Assalamu alaikum:
How do you know if you love Allah? I mean, really. How do you know if you love His messenger? If you love him enough? Or wait...maybe the question should be: how do you know if they love you enough? ok, you know what...I'm not sounding right. I'm usually pretty good at expressing myself through writing, but something's seriously up with this blog.
I guess I'm really annoyed at how inconsistant I write. Or how I'm not really writing about the things i want to. I want to write about how much I want to go to Makkah. How annoyed I am at the Americans that hate me even though they don't know me. At all the wars around the world-the ones that make me feel like I am dying. Slowly, but surely. The brother in Iraq is my hand. The sister in Palestine, my lungs. The mother in Afghanistan, my eyes. When they die, so do I.

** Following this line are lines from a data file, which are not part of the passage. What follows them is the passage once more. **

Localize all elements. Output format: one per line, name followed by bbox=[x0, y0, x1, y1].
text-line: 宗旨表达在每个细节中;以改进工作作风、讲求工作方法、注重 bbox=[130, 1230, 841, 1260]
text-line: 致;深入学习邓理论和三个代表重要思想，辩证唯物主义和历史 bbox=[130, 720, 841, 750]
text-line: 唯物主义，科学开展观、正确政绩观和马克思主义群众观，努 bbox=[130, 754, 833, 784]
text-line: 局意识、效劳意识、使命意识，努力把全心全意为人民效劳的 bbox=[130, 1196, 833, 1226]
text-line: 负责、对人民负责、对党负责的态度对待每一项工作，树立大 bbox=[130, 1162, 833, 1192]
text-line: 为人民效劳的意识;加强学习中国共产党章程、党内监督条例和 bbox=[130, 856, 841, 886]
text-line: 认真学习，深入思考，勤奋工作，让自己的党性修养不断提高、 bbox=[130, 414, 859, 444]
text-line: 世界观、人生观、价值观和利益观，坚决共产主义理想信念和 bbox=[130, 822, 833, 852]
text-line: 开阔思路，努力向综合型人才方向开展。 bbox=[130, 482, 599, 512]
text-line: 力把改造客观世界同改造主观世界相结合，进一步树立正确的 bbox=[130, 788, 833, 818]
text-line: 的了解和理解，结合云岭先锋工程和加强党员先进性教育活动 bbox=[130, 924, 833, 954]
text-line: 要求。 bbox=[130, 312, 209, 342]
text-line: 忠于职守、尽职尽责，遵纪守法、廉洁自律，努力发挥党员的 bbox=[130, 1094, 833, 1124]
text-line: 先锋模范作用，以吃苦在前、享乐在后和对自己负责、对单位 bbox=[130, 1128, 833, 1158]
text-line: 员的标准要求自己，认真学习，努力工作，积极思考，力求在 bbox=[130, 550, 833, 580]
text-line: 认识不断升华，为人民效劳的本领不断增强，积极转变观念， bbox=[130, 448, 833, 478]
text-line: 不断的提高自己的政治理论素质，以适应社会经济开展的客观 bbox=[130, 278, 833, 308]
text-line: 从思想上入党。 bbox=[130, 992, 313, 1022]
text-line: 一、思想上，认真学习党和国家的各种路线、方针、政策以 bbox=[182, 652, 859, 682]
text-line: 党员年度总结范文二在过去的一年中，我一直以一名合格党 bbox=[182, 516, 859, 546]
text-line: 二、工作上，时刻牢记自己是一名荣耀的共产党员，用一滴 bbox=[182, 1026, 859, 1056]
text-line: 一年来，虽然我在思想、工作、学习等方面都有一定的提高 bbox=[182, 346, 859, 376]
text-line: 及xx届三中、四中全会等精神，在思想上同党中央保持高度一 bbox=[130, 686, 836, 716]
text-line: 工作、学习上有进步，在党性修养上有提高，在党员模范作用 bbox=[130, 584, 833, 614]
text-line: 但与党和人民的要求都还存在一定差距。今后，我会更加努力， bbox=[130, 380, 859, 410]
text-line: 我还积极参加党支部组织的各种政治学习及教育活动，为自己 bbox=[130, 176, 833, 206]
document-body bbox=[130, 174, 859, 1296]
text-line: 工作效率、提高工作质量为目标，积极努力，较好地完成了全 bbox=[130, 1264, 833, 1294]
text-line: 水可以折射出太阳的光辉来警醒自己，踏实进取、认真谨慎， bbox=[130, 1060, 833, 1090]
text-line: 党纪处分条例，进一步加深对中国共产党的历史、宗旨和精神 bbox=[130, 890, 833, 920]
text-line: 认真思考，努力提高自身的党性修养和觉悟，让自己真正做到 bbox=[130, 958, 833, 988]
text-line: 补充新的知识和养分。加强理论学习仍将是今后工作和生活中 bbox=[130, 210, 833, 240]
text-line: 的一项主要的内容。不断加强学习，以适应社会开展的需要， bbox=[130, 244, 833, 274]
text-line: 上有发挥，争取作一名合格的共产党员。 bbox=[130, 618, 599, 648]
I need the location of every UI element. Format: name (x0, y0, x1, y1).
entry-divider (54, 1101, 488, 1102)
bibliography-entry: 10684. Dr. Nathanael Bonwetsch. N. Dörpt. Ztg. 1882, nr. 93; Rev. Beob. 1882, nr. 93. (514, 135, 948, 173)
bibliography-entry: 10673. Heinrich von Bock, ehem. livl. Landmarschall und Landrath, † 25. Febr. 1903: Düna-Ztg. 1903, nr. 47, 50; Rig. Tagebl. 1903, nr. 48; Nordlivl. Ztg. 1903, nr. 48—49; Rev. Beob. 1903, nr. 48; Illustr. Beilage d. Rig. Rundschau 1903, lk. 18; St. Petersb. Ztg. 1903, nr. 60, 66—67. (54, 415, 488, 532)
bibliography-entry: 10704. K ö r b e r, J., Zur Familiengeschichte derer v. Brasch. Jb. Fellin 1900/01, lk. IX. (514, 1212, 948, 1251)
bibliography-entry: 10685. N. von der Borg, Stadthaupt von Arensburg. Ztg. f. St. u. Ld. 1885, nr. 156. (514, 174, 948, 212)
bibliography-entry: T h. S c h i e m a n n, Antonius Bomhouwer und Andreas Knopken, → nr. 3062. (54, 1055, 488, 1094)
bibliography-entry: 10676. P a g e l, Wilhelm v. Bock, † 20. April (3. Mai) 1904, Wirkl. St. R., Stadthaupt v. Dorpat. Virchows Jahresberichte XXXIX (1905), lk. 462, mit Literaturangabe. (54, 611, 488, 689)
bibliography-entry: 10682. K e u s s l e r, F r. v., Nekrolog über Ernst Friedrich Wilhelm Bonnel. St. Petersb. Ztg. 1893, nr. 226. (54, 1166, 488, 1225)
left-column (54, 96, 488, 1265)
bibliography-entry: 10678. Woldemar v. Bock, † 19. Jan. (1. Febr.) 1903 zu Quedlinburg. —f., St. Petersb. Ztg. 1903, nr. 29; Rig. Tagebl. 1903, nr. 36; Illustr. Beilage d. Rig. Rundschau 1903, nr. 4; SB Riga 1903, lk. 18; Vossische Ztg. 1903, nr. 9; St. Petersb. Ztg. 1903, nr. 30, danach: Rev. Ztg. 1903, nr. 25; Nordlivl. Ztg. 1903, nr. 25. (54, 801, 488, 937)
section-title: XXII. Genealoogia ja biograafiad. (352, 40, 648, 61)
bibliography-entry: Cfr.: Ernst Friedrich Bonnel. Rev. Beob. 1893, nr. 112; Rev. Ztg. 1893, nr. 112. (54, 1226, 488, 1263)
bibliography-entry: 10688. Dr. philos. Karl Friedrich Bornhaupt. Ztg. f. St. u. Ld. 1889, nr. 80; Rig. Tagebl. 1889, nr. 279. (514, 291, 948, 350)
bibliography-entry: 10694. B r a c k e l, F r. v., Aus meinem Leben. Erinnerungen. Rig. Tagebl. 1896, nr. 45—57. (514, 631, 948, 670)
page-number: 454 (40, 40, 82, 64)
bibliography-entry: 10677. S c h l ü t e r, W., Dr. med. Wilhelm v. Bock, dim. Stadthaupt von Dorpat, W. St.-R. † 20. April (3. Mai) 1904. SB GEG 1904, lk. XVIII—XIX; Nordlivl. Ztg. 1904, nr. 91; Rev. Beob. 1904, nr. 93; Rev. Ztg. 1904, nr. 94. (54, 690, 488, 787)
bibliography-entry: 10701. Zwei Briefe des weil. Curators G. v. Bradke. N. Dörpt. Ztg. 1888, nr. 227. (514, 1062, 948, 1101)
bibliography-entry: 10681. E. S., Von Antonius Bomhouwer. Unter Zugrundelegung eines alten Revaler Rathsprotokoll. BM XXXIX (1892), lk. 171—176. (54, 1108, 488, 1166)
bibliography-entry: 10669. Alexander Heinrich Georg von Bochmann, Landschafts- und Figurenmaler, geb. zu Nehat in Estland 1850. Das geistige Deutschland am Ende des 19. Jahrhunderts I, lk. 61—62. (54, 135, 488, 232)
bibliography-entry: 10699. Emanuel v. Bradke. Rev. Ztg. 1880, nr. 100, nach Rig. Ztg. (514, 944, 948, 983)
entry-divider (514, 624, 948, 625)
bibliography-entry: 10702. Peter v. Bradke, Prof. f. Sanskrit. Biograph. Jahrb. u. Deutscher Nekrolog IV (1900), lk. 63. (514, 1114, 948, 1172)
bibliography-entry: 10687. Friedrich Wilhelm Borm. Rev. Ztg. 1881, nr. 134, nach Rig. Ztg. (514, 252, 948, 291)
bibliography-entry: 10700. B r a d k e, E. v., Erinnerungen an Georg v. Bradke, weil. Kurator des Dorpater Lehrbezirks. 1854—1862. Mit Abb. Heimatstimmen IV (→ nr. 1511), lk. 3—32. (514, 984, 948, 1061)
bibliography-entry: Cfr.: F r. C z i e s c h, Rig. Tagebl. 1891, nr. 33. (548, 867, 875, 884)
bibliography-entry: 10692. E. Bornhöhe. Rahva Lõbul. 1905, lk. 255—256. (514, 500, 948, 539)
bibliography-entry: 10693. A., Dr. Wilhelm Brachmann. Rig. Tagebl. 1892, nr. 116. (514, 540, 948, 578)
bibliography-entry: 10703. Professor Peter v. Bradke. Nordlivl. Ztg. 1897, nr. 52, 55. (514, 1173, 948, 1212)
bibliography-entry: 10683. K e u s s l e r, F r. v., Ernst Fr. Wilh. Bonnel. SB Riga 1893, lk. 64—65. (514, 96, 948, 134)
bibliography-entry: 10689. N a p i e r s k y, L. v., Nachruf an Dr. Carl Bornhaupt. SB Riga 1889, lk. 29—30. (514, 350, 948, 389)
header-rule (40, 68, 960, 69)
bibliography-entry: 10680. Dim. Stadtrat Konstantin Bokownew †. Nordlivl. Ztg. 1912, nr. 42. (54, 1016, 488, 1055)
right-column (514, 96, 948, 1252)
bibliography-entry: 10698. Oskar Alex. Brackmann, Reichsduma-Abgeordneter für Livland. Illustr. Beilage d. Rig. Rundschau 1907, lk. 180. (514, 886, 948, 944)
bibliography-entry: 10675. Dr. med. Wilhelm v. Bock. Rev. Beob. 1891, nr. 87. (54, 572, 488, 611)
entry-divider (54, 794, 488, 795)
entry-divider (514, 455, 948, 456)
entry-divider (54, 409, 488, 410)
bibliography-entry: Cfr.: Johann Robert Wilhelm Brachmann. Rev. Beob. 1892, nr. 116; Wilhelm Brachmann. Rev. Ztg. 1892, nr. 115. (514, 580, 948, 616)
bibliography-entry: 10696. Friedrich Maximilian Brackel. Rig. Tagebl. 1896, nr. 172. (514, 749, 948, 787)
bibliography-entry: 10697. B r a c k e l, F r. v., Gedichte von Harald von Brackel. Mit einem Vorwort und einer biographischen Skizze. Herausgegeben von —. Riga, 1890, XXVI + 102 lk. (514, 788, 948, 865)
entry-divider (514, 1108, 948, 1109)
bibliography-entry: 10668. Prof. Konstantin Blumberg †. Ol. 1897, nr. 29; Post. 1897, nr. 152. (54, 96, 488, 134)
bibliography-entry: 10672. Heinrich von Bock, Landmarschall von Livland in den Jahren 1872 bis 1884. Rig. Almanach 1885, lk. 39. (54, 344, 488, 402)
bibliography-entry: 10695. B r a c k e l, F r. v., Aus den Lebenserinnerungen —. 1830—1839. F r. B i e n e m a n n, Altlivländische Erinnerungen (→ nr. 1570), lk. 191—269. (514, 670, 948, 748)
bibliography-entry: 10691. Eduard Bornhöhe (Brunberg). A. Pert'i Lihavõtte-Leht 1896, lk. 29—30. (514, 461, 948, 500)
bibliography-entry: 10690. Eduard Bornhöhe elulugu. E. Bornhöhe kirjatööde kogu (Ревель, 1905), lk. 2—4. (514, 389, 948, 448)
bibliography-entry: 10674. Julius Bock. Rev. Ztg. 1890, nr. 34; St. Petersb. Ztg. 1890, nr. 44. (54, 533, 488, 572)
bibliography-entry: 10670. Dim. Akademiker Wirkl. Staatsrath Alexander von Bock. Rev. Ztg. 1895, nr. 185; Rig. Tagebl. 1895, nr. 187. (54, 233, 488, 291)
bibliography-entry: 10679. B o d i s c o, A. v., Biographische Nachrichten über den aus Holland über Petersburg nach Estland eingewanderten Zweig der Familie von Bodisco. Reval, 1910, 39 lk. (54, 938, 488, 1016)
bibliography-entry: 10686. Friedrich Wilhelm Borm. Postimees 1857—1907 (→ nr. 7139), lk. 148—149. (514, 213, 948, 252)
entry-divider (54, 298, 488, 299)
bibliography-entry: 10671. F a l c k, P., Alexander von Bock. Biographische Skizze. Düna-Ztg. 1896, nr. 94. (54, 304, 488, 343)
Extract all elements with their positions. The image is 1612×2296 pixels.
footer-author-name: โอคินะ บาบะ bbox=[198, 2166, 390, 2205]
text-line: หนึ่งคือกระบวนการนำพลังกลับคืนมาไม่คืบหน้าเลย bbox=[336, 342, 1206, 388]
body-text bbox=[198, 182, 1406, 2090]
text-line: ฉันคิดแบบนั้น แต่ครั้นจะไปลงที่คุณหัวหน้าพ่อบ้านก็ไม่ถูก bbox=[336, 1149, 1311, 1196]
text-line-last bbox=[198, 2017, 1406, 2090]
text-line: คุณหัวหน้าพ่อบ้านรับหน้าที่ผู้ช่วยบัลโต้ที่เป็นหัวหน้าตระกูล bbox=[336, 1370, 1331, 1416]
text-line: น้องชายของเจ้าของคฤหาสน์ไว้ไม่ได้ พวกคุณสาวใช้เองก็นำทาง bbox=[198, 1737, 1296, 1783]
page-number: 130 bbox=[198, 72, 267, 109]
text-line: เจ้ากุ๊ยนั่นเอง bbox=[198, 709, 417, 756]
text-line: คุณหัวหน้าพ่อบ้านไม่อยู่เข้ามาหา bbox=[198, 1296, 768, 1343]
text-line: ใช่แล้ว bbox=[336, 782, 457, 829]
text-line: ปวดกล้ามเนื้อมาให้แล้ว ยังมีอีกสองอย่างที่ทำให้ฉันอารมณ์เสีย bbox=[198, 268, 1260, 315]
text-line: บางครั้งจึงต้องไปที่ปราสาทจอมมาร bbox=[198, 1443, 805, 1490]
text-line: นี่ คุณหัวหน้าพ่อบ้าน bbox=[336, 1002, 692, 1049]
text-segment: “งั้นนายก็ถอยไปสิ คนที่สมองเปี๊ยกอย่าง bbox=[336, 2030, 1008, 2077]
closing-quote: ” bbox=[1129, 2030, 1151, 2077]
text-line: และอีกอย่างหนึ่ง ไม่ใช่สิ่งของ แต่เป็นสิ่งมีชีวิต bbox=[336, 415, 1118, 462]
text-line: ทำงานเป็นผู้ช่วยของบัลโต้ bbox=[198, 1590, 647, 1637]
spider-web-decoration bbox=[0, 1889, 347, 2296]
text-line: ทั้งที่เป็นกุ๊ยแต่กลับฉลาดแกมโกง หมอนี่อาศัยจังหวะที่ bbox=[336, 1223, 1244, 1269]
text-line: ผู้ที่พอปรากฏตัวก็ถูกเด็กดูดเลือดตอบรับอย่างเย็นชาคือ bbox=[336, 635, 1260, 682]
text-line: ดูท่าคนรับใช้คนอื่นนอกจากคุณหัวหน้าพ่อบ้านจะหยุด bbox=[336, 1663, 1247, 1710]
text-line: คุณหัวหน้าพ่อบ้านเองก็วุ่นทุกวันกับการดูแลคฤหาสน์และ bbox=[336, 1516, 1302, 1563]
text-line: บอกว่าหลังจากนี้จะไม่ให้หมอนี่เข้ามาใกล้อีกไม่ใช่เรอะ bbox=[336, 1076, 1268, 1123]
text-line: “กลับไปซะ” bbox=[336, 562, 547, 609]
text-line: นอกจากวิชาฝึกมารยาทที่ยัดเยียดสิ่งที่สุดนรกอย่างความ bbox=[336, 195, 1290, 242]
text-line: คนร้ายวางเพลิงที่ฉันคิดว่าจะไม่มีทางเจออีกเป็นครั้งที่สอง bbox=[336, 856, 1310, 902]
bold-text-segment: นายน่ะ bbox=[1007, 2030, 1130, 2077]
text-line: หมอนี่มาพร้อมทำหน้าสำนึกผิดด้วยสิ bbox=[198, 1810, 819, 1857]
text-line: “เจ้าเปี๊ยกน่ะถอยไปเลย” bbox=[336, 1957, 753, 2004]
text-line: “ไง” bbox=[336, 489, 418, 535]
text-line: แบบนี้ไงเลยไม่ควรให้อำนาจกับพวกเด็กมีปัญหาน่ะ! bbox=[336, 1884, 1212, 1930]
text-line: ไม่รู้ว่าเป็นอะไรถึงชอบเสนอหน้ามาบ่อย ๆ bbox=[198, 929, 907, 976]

I feel so useless. Like, what can I do? Correction: What should I do? And when? When I go to Egypt (where I plan to live as soon as I turn 18,btw) I feel that we American Muslims are so spoiled. It was in Egypt that I first cried for the dead around the world. It was in Egypt that I first started to pray at night. To cry at night. To humble myself, instead of always seeking more. and more. It was in Egypt that I started to realize the power of charity.
You know here in California, I walk into the masjid, right up to the donation box, and Blink! There goes my quarter (I usually give more than that, but I like the word "blink!" and dollar bills don't make any sounds). I used to feel happy. YAY!! I just helped "the masjid renovation/paying-all-the-bills-that-the-masjid-gets committee". But I can never see my money helping anyone. I used to blame myself for not feeling excitement at helping pay the electricity bills, but it was in the busy streets of Cairo that I realized the truth. The happiness that comes with charity is in the eyes of a homeless boy, fed after days. The eyes of an orphan girl, finally able to get the medicine she needs.
Allah is merciful, you get the reward in the dunya and akhirah.
If you are sad one day, mourning over a fateful experience you just had, go outside and put a dollar in the hands of one who needs you. You will be the richest person on Earth!